Ich gebe es zu: als 2013 das Video zu „Fußball“ erschien, war ich wenig beeindruckt. Es war das erste Mal, dass auf meinem Bildschirm der Name ‚Shawn The Savage Kid‘ flackerte, doch wer Korblegern nichts abgewinnen kann hat bei mir seit jeher einen schweren Stand. Die folgenden Veröffentlichungen wurden gekonnt ignoriert und erst zwei Jahre später wird mir bewusst, dass ich damals einen Fehler gemacht haben könnte. Im Zuge der Recherche zu diesem Artikel wird mir klar, dass es sich 2013 um die erste Veröffentlichung Shawns überhaupt gehandelt hat. Das alles klang schon so dermaßen rund, dass ich gar nicht auf die Idee kam, dass es sich um einen Newcomer handeln könnte. Gütiger Biggie im Himmel: vergib mir meine Schuld!

Und wie um es mir unter die Nase reiben zu wollen, ist das gerade erschienene „LowLife Schickimicki“ auch noch das Debut-Album! Wie kann das sein? Waren das tatsächlich alles EPs und Mixtapes, was da die letzten Jahre so regelmäßig rausgehauen wurde? Was hat der Typ denn gemacht? Ein erster Hördurchgang bestätigt: der Kerl ist noch besser geworden. Die Bässe sind noch runder geworden, die Hats noch lebendiger und der Flow thront über erstgenannten. Man muss wissen, der macht das alles selbst! Falls die Herren von Melting Pot über die nächste Instrumentalplatte nachdenken: ich kenn da einen. Die Einflüsse sind vielfältig, aber das brutale Kind schafft es jedem Instrumental seinen eigenen Stempel aufzudrücken. Runtergepitchte Vocalschnippsel, die irgendwo im leeren Raum verklingen, oder jazzige Samples treffen auf die knackigsten Drums seit… ja, seit wann eigentlich?
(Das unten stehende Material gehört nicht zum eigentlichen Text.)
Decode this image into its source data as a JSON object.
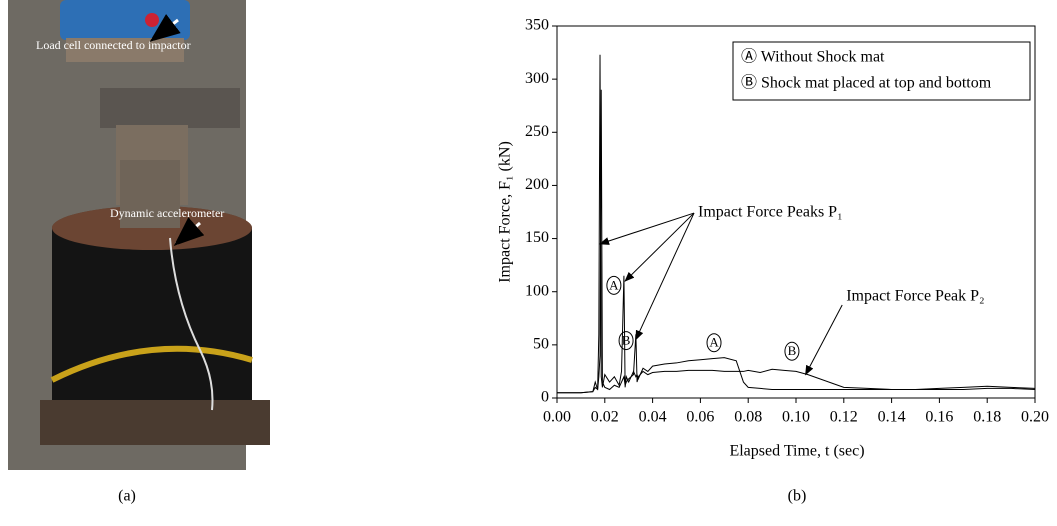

„Wir haben kein Geld doch haben Ideen und Talent/ dein Hemdkragen ist eng, fick auf die Adoleszenz“

Inhaltlich  geht es auf der Platte um die zu erwartenden Themen eines Mittzwanzigers. Rap über Rap ist dabei kaum zu finden. So setzt sich der Regensburger mit Frauen, Religion, dem Älterwerden und dem eigenen Lebensstil auseinander. Es gibt tausende Möglichkeiten zur Lebensgestaltung, doch Mitte des Monats ist die Kohle bereits weg. Kennt man. Doch Obacht: das Ganze ist durchaus kein Studentenrap und auch kantige Sprüche lassen sich finden.

„Sie schwingt ihr Hüfte zum Disco Song/ Ich wünschte mein Dick wär ein Wick Bonbon“

Jeder Song hat seinen eigenen Aufhänger und jedes Thema wird ausgiebig bearbeitet, ohne das Witz oder Tiefsinn fehlen würden. Das alles wirkt hochprofessionell und durchdacht. Deutschrap anno 2015 hat ein Luxusproblem: es gibt unglaublich viele MCs und gute Produktionsbedingungen lassen sich im Kinderzimmer simulieren. Die wenigsten schaffen es tatsächlich herauszustechen doch Shawn The Savage Kid beweist mit seinem Debutalbum eine Treffsicherheit, die ihresgleichen sucht. Und beim nächsten Release bin ich auch wieder am Start. Versprochen.